For more information about the difference I recommend the video "Real-Time Databases Explained: Why Meteor, RethinkDB, Parse & Firebase Don't Scale" https://www.youtube.com/watch?v=HiQgQ88AdYo&t=1703s
Have you actually tried it from mongo shell or any mongodb client driver ?
In the official document link which i shared it is clearly mentioned it supports aggregation pipeline. Any operator which is compatible with aggregation pipeline framework including "$sort" and "$skip" can be used. You can also use JOIN like operator "$lookup" or "$graphLookup".
See this link for info
Can you share the link for the code and data in Database against which you are querying to prove your claim ?
However, your query won't return the query results.
And regular PostgreSQL queries don't let you return the query plan they used on top the query results.
Also see the limitations of EventReduce in the readme.
However, you can't ask ask PostgreSQL to run a query and also return the query plan used for said query.
Explain will calculate the query plan for a query.
Explain analyze will calculate the query plan, run the query and compare the query plan expectations to reality.
However, if statistics change, so does the query plan.
So if you run a query then run the same query again with explain analyze, you don't have a guarantee of getting the same information back.
And since explain analyze doesn't return the query results you are obligated to run two separated queries.
If that's a problem you can use auto_explain.
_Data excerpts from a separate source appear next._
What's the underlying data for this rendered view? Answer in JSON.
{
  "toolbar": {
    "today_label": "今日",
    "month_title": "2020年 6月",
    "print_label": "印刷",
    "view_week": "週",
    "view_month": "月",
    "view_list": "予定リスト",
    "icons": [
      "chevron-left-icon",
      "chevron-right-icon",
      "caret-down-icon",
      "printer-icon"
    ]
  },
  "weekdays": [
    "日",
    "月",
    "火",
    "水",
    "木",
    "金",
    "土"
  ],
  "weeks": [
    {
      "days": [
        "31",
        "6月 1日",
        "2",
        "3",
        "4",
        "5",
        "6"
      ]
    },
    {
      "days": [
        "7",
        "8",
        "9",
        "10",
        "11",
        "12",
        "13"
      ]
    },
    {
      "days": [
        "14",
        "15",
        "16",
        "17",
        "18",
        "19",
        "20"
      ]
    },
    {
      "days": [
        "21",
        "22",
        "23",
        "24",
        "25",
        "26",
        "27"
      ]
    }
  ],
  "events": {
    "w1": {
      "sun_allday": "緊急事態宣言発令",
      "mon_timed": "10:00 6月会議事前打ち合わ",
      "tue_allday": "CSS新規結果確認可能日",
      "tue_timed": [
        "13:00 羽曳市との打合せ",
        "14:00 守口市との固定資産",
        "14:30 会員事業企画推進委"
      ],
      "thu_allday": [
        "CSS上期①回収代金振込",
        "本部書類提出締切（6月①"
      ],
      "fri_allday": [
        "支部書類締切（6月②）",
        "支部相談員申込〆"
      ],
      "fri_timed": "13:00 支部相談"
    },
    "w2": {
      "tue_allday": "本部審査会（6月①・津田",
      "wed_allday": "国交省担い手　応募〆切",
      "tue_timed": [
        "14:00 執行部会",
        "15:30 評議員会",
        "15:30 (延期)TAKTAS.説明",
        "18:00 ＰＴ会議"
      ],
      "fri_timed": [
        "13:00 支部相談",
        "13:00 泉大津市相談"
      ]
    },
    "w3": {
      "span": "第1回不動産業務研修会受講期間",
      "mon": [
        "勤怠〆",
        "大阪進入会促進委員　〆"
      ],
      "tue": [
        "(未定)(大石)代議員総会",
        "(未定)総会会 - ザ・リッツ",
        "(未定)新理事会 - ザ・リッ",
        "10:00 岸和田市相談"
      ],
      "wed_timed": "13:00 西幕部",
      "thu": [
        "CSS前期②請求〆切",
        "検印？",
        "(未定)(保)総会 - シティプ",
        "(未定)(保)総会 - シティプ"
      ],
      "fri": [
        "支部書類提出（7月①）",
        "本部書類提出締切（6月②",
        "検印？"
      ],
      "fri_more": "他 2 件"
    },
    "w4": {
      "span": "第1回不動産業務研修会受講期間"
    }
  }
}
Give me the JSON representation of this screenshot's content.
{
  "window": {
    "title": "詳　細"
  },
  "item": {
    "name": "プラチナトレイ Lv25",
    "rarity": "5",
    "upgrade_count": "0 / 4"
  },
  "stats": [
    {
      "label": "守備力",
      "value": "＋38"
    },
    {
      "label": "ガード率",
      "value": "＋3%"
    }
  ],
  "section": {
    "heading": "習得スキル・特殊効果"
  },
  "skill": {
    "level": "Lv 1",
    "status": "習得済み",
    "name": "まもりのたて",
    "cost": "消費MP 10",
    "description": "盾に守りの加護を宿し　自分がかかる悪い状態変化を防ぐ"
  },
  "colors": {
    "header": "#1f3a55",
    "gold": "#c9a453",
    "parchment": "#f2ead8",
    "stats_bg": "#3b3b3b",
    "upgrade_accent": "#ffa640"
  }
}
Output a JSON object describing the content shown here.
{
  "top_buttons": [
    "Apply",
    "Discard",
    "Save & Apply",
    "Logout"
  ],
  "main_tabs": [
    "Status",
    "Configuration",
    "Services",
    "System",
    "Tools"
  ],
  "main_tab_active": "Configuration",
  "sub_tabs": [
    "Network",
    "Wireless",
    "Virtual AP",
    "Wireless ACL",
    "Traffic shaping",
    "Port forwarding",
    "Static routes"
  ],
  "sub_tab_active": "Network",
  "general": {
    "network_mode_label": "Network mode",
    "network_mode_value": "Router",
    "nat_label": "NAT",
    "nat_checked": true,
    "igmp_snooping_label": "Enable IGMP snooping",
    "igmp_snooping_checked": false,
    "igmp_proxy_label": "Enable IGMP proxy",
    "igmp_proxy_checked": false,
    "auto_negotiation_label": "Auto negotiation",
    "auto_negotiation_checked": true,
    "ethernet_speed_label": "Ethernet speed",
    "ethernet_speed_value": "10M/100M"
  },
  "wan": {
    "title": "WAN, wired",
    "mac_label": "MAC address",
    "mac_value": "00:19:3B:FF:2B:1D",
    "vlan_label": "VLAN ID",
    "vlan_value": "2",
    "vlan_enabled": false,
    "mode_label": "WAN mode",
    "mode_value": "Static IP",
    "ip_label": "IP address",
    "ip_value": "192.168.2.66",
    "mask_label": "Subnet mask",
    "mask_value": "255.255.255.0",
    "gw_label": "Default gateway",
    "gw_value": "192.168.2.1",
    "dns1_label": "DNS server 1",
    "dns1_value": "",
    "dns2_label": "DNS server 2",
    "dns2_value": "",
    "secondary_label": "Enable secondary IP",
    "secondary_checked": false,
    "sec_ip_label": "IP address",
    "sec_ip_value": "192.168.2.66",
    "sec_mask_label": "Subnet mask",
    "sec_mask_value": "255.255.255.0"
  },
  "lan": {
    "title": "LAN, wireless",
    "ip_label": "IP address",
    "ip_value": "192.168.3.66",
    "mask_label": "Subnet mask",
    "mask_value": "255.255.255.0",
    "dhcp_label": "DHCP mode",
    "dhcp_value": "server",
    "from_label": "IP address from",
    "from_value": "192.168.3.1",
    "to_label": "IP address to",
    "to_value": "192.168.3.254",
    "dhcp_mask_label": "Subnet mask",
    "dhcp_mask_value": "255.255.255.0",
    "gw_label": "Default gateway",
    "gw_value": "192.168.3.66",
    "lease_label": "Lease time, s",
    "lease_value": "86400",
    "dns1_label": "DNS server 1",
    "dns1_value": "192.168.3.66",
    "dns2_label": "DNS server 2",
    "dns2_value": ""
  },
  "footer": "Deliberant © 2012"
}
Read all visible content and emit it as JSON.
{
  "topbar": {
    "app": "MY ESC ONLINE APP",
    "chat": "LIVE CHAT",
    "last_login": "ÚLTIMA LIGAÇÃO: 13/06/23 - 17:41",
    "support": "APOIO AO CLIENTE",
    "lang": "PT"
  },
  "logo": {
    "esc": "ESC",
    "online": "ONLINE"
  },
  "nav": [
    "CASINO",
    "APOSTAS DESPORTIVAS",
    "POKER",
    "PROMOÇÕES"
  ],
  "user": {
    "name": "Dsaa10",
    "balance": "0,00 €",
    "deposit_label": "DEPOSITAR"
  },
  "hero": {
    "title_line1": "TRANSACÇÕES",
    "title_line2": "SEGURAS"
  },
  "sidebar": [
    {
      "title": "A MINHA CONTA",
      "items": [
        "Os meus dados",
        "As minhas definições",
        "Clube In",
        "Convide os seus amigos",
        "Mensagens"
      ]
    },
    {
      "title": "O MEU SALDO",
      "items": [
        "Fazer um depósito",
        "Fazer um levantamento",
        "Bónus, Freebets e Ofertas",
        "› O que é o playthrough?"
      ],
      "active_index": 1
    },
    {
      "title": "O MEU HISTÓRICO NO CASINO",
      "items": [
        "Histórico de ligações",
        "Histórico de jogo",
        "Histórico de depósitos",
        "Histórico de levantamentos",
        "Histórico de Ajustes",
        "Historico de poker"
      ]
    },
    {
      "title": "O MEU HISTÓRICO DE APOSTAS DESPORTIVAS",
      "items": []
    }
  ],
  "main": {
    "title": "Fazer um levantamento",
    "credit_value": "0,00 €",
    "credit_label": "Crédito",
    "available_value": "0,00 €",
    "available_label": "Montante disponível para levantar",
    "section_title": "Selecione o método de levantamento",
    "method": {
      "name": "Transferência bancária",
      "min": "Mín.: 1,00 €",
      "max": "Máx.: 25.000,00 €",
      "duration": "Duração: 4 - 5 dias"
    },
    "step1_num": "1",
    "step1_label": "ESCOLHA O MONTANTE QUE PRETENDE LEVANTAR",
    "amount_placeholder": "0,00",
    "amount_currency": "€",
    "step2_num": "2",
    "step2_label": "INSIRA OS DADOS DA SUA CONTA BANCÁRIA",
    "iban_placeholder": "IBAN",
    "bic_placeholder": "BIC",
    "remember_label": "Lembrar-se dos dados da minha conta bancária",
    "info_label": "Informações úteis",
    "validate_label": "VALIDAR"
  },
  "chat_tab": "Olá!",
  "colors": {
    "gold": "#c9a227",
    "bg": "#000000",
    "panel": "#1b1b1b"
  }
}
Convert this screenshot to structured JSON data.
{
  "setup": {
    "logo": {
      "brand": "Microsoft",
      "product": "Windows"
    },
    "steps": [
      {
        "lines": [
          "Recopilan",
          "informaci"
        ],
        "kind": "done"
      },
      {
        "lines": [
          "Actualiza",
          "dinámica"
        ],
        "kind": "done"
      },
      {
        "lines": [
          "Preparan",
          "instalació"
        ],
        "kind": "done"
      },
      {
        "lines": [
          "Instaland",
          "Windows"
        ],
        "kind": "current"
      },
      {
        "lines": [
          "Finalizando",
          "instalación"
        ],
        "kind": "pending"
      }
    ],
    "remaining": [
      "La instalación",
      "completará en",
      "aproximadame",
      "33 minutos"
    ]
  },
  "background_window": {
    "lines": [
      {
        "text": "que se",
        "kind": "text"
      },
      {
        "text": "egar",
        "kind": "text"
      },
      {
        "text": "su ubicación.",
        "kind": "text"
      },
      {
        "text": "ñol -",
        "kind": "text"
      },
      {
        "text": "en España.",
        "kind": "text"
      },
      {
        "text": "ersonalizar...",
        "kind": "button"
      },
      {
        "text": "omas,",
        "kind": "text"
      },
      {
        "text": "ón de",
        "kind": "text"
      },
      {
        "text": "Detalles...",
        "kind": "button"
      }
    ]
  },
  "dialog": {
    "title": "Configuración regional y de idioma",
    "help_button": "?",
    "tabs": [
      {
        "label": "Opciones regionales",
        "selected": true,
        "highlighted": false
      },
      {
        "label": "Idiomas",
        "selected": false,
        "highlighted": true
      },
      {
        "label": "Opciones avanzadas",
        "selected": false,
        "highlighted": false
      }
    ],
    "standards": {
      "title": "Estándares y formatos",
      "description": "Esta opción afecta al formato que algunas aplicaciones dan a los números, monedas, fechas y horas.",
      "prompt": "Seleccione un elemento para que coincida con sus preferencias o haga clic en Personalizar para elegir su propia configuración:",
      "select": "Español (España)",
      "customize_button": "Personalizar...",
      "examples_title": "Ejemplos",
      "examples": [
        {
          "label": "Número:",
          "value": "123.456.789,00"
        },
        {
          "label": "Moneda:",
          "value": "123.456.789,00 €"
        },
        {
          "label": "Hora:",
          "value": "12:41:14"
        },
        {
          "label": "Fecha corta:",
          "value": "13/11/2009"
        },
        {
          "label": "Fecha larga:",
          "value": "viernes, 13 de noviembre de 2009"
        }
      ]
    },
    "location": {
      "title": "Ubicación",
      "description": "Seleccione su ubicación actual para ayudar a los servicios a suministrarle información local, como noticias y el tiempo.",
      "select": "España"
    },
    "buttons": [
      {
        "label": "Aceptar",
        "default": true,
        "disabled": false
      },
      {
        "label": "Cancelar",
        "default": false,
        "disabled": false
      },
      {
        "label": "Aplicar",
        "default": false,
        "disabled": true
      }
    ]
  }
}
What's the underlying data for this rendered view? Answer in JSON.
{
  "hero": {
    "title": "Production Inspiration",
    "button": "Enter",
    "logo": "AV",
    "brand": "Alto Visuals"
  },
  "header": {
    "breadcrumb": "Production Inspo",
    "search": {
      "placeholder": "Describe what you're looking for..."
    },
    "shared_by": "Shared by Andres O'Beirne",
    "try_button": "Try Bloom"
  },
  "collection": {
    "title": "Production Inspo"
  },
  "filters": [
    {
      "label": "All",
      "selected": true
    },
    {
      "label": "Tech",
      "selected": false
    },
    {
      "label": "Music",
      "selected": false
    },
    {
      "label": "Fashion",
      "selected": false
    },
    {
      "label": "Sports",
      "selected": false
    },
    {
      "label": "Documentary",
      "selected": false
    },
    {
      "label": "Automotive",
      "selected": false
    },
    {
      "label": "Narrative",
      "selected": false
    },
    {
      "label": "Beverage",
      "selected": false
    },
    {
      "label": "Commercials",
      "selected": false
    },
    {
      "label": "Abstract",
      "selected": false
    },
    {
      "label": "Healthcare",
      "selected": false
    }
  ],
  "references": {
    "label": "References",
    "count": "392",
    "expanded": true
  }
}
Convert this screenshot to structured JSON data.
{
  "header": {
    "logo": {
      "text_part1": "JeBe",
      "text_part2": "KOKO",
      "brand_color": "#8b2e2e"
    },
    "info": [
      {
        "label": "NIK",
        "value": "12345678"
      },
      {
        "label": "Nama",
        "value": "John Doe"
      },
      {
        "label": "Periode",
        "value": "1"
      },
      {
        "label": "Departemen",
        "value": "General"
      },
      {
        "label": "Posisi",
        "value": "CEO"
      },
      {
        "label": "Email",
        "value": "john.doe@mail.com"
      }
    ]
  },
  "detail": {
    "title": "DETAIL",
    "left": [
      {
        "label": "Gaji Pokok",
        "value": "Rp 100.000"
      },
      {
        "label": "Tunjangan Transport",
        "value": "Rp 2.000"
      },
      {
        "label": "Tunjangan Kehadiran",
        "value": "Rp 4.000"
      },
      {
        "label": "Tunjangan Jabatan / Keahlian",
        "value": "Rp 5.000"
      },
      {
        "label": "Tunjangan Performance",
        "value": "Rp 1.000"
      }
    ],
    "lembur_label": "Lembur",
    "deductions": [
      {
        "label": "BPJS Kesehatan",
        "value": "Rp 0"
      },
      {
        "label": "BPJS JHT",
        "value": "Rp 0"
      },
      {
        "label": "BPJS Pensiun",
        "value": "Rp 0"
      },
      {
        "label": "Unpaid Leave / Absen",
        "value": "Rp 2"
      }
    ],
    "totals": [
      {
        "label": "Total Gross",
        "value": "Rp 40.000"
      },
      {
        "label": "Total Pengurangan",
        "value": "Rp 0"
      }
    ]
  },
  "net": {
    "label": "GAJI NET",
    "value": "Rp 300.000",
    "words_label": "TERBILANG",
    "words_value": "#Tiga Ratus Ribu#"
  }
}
Materialized views solve a similar problem but in a different way with different trade-offs. When you have many users, all subscribing to different queries, you cannot create that many views because they are all recalculated on each write access to the database. EventReduce however has a better scalability because I does not affect write performance and the calculation is done when the fresh query results are requested not beforehand.